Look at your top 10 guys - you've got 7 or 8 guys who historically have hit for high averages - and two guys with comparatively small sample sizes (Votto and Lewis). If all this analysis does is concludes that Joe Mauer, Michael Young and Ichiro are likely to hit for high averages - everybody already knew that.

The point of projection is to say that Michael Young and Joe Mauer will not only have "highish batting averages" but to pinpoint how high. To the extent that you can increase the accuracy of how high you think it will be, projecting BABIP has value. Do you believe projection is a useful concept at all?

Does breaking down BABIP into "component parts" make the prediction of batting average more accurate?

You haven't shown anywhere that it does, have you? As far as I can tell you've made an academic exercise basically trying to improve on other models prediction of BABIP which presumably causes their estimation of batting average to be off.

But what you haven't shown, and now it's becoming apparent you haven't even thought about it - is whether using this model actually improves the on the prediction of batting average over a simple weighted mean. If I take Marcel and add in park factors, and you take Pecota and revise the BABIP's with your new model - who comes out better at predicting batting average?

"They also were closer to actual BABIP than PECOTA was 57 percent of the time, and closer to actual BABIP than CHONE was 60 percent of the time. That might not seem like much, but those fractions are significant at the 95-percent and 99-percent level, respectively. In other words, there is less than a five-percent chance that there would have been that large of a difference between my BABIP model and PECOTA if they were equally as good, and less than a one-percent chance that the model would have beaten CHONE as badly as it did just by chance."

Implicit in this is that if you add in the same number of HR and SO that PECOTA predicts, but change the number of hits and outs on balls in play to E-BABIP, you will have a superior prediction of AVG.

If you're going to make flat out accusations and hurl insults, you should at least do a brief scan of the articles to make sure I didn't address this.

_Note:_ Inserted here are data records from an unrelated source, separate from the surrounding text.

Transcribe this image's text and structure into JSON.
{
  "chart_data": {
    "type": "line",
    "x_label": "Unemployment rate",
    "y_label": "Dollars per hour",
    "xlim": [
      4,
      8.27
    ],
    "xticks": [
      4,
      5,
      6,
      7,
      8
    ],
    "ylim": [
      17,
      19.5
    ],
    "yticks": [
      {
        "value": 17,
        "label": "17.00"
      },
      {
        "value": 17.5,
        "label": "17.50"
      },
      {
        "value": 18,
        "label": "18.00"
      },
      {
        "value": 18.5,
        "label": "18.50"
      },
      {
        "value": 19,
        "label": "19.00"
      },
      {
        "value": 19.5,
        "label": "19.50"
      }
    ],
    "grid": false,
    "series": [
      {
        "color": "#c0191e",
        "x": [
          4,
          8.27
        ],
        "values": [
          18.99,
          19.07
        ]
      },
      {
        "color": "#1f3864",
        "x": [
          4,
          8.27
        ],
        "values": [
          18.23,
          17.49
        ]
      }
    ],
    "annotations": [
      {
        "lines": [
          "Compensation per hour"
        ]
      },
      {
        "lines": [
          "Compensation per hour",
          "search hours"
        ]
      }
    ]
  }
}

I also talked about it in last year's "BABIP Superstars" article and last year's "You Can Beat PECOTA Without a Computer Model" articles.

Who was the person who said "How can you honestly read these two articles and actually type your Step 1?"? That was immmature and rude, particualy when I have had to repeat myself two times and couldn't get you to answer the question.

What I am saying is that looking at hits/(flyball in the ballpark) is nonsensical. Why not just look at hits/flyball? Why are you focusing only on BABIP?

Me: "disregard BABIP"

You: "Look here's my quote, and it says BABIP thee times and I compare it to two systems which predict BABIP".

Me: "Yeah, but why are you using BABIP?"

You: "I regressed BABIP, it's better than CHONE!"

Me: "Yeah, but why are you using BABIP?"

You: "Quit insulting me"

Seriously, have a colleague explain it to you. I can only ask a person a question three times before I lose my patience. I am sure you're very good at mathematics - it's ability to take a step back and apply reasoning that you're lacking.

The point of discussing hitter BABIP was mentioned in the BABIP Roundtable we did a couple months ago, and it's well worth reviewing if you're still skeptical. The key is that you want to regress the statistics that represent more luck and less skill more than you want to regress the statistics that represent less luck and more skill. Home run rates have less luck than line drive BABIP. But infield hit rates have less luck than outfield fly ball BABIP. By breaking each skill down, you take the deviations from average that represent skill and regress those to the mean less than you regress the deviations from average that represent luck.

As cantankerous as this thread of comments got, I like seeing them because I get to learn more about the underlying logic, concepts and assumptions/assertions about BABIP that someone like me who is not well versed in sabremetrics is unfamiliar with.

In either event, I like Matt's breakdown and thanks to Neal for stirring up a drill-down.

By enabling a more accurate prediction of BABIP, one has the ability to improve the modeling systems. This second step has not yet been accomplished.